I looked up to see a –giant bird?—winged thing fly up above the mountain lookout, tattered and beaten, wings flapping sporadically, barely keeping itself up.
"Mission…retrieve…" It said again, bright yellow eyes glowing out from underneath its ripped hat. It looked sort of like a black mage, but not any type I had ever seen.
"…Retrieve…"
It raised a bent and warped staff streaked with dirt and badly scratched. The staff began to glow; it was going to cast some spell… And then it gave a shudder and its wings folded.
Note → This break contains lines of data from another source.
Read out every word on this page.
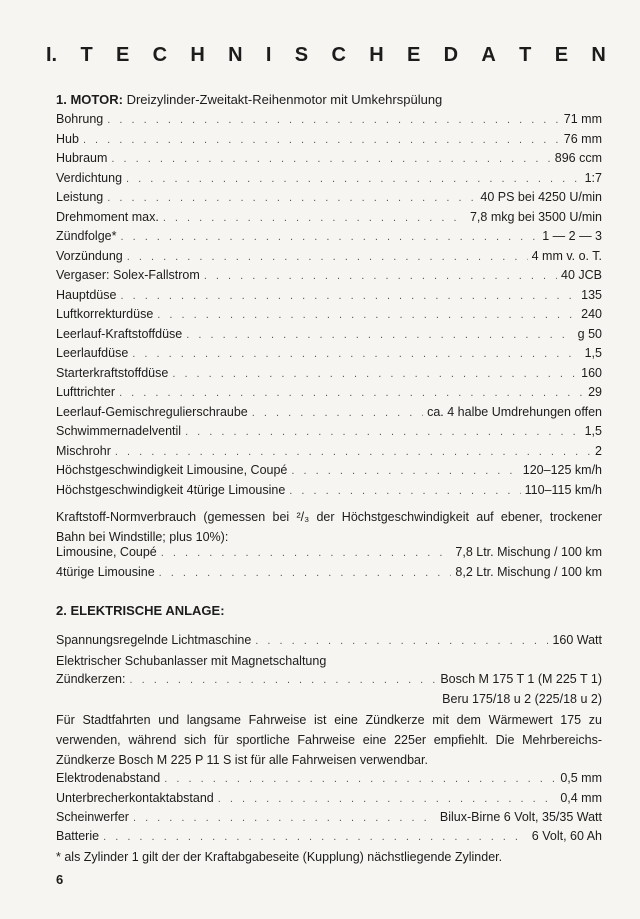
I. T E C H N I S C H E D A T E N
1. MOTOR: Dreizylinder-Zweitakt-Reihenmotor mit Umkehrspülung
Bohrung . . .	71 mm
Hub . . .	76 mm
Hubraum . . .	896 ccm
Verdichtung . . .	1:7
Leistung . . .	40 PS bei 4250 U/min
Drehmoment max. . . .	7,8 mkg bei 3500 U/min
Zündfolge* . . .	1 — 2 — 3
Vorzündung . . .	4 mm v. o. T.
Vergaser: Solex-Fallstrom . . .	40 JCB
Hauptdüse . . .	135
Luftkorrekturdüse . . .	240
Leerlauf-Kraftstoffdüse . . .	g 50
Leerlaufdüse . . .	1,5
Starterkraftstoffdüse . . .	160
Lufttrichter . . .	29
Leerlauf-Gemischregulierschraube . . .	ca. 4 halbe Umdrehungen offen
Schwimmernadelventil . . .	1,5
Mischrohr . . .	2
Höchstgeschwindigkeit Limousine, Coupé . . .	120–125 km/h
Höchstgeschwindigkeit 4türige Limousine . . .	110–115 km/h
Kraftstoff-Normverbrauch (gemessen bei ²/₃ der Höchstgeschwindigkeit auf ebener, trockener Bahn bei Windstille; plus 10%):
Limousine, Coupé . . .	7,8 Ltr. Mischung / 100 km
4türige Limousine . . .	8,2 Ltr. Mischung / 100 km
2. ELEKTRISCHE ANLAGE:
Spannungsregelnde Lichtmaschine . . .	160 Watt
Elektrischer Schubanlasser mit Magnetschaltung
Zündkerzen: . . .	Bosch M 175 T 1 (M 225 T 1)
Beru 175/18 u 2 (225/18 u 2)
Für Stadtfahrten und langsame Fahrweise ist eine Zündkerze mit dem Wärmewert 175 zu verwenden, während sich für sportliche Fahrweise eine 225er empfiehlt. Die Mehrbereichs-Zündkerze Bosch M 225 P 11 S ist für alle Fahrweisen verwendbar.
Elektrodenabstand . . .	0,5 mm
Unterbrecherkontaktabstand . . .	0,4 mm
Scheinwerfer . . .	Bilux-Birne 6 Volt, 35/35 Watt
Batterie . . .	6 Volt, 60 Ah
* als Zylinder 1 gilt der der Kraftabgabeseite (Kupplung) nächstliegende Zylinder.
6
The black mage thing dropped from the sky like a rock, faster than a rock, the black mage could have beaten the rock in a falling contest; enough about rocks. Random as this event was, it seemed determined to make me do something about it; point in fact, the black mage landed on me, nearly making me a Mikoto flapjack.
"Ow… Get off of me!" That's the nice thing about first person pronouns. Me, I, my, there's an obvious connection between you and said word. There are no words like that in the dead language of Terra. It's all we, us, our or if you must single out an individual, you use their name, if they have one. No, Gaian is healthily supplied with words to express your needs, your wants. It's all about you, individualism, being separate from all the other creatures of the planet. I loved expressing my individualism, especially when it came to getting bizarre masses of winged black mages out of my personal space, especially bizarre masses of winged black mages that had just knocked me onto a rock floor and given me a splitting headache. By the way, there was a slap with that expression of individualism, but it didn't seem to be noticed. Indeed, there was no response.
So I decided to try again. "If you'd kindly remove yourself from my person, I'd be most appreciative." This one was accompanied by an encouraging kick.
"Uuuugh…" That was Mr. I-love-birds-way-too-much black mage, glowing eyes flickering slightly in the mass of darkness that was his face. "Mission…" he croaked, staring at the stone floor.
"Yes, yes, mission, I understand. First though: get off me! Secondly: who exactly are you so I know what authorities would be the proper ones to contact over this matter."
"Uuuuugh… Black….Waltz…No. 3….." He muttered hoarsely before passing back into the land of the blissfully unconscious, noticeably without moving himself somewhere else. I wasn't so worried about that anymore though. I'd gone still, breath caught in my throat. I'd heard about the Black Waltzes… I'd been told of them and what I'd been told had not been good. What exactly had just fallen on top of me?